Adjunct ProfessorS KEVIN L. COPE AND Neal Walters; 4 Credits; Yearlong
Students brief and argue one or more appeals before a federal appeals court and examine applicable rules and procedure in the federal appellate system.Discussions cover the fundamentals of oral and written appellate advocacy, with a focus on each student's individual project.
The seminar will meet as a full group several times during the fall semester, and then students will have additional conferences with the instructors as work on a specific briefing project gets underway. Depending on the volume of cases available, students will work in teams of two or individually as the instructors may determine. All students will practice oral argument and one per case will argue the appeal before the courts. The course may require substantial work over the winter break.

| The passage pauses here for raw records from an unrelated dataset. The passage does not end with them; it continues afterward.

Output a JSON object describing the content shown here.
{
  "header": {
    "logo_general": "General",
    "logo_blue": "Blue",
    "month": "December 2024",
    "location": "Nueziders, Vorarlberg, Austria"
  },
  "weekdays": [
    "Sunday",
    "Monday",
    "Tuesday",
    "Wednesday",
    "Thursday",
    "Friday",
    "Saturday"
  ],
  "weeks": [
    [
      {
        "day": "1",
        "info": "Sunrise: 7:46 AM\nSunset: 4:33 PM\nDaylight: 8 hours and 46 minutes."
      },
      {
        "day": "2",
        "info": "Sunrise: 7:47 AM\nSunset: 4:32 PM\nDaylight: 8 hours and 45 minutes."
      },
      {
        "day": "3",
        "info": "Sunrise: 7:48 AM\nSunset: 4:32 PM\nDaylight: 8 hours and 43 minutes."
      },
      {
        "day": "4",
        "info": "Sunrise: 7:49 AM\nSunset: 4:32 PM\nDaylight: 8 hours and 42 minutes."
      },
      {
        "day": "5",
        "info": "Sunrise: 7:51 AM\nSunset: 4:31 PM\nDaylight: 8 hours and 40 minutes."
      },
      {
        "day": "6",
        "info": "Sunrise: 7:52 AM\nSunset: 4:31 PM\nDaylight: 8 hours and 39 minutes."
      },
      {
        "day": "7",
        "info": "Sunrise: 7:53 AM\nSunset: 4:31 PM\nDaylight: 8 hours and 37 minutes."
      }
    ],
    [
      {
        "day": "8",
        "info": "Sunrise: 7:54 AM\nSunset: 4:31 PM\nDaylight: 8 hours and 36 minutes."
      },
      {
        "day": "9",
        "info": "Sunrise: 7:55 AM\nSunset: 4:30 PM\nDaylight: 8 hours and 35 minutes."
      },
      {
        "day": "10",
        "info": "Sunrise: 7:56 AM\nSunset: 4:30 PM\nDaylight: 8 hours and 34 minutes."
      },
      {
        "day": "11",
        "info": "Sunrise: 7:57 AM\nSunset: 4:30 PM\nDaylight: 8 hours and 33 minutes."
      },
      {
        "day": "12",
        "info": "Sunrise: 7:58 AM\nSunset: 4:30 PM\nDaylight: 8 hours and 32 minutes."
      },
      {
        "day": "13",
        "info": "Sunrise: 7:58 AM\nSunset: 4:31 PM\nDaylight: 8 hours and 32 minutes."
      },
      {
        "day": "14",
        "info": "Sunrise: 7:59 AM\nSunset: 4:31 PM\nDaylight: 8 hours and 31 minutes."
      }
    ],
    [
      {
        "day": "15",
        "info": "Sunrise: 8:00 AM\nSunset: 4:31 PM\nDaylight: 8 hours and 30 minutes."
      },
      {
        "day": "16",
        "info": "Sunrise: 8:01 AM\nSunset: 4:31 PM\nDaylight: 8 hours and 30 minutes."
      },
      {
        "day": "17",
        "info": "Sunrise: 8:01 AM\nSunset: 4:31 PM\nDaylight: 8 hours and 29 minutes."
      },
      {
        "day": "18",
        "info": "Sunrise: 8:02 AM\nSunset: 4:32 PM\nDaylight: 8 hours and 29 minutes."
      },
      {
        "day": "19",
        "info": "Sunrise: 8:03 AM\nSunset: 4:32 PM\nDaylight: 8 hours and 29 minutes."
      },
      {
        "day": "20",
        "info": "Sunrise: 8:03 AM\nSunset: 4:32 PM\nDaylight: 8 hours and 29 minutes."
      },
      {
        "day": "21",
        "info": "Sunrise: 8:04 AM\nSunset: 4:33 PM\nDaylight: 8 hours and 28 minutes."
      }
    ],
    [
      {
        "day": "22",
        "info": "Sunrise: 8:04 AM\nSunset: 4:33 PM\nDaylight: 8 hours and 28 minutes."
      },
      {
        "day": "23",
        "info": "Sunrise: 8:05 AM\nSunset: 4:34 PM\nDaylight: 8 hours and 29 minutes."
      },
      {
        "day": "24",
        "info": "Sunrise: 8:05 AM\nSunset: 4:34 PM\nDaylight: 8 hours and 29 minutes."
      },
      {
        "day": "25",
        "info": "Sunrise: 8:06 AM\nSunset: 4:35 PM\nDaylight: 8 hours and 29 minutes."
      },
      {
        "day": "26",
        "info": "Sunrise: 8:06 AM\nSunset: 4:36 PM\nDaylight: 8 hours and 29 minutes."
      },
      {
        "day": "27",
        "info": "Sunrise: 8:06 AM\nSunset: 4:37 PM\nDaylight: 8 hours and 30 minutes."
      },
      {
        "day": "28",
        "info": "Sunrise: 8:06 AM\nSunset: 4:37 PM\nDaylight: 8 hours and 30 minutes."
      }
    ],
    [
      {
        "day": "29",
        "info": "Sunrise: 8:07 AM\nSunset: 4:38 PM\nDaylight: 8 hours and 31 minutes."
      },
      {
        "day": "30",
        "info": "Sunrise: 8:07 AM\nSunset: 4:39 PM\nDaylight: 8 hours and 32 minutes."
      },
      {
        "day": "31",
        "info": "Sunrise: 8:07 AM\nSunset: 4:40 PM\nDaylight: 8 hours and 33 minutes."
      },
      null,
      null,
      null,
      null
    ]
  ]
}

Students Win Appeal at 4th Circuit
Dean Razavi '10 and Ellen Valentine '10 racked up their first win at the 4th U.S. Circuit Court of Appeals before graduating from law school. The students, both enrolled in the Law School’s Appellate Litigation Clinic at the time, were assigned to help an inmate who appealed his 15-year sentence on the grounds of ineffective assistance of counsel.
Both Valentine and Razavi worked on the brief, while Razavi represented inmate Nicholas Omar Tucker at oral argument. Tucker had filed his appeal pro se before the case was picked up by the clinic.
“Unlike moot court, where a fake issue is isolated for discussion and argument, this was a real case, with a real individual,” Razavi said. “Questions came from every direction that, in rounds and rounds of practice, none of us had ever anticipated. It was such an engaging dialogue that, 30 seconds in, I forgot I was in a courtroom of people and thought that I was just trying to explain the law to the three judges in front of me.”
The 4th Circuit sided with the students and the case was remanded to the district court for resentencing.
“It was a wonderful opportunity to be able to work on a real case. It gave us such a huge sense of responsibility,” Valentine said. “Making sure I finished the brief while also juggling my other classes, pro bono projects and various other commitments made me realize the balancing act that practicing attorneys are faced with everyday.”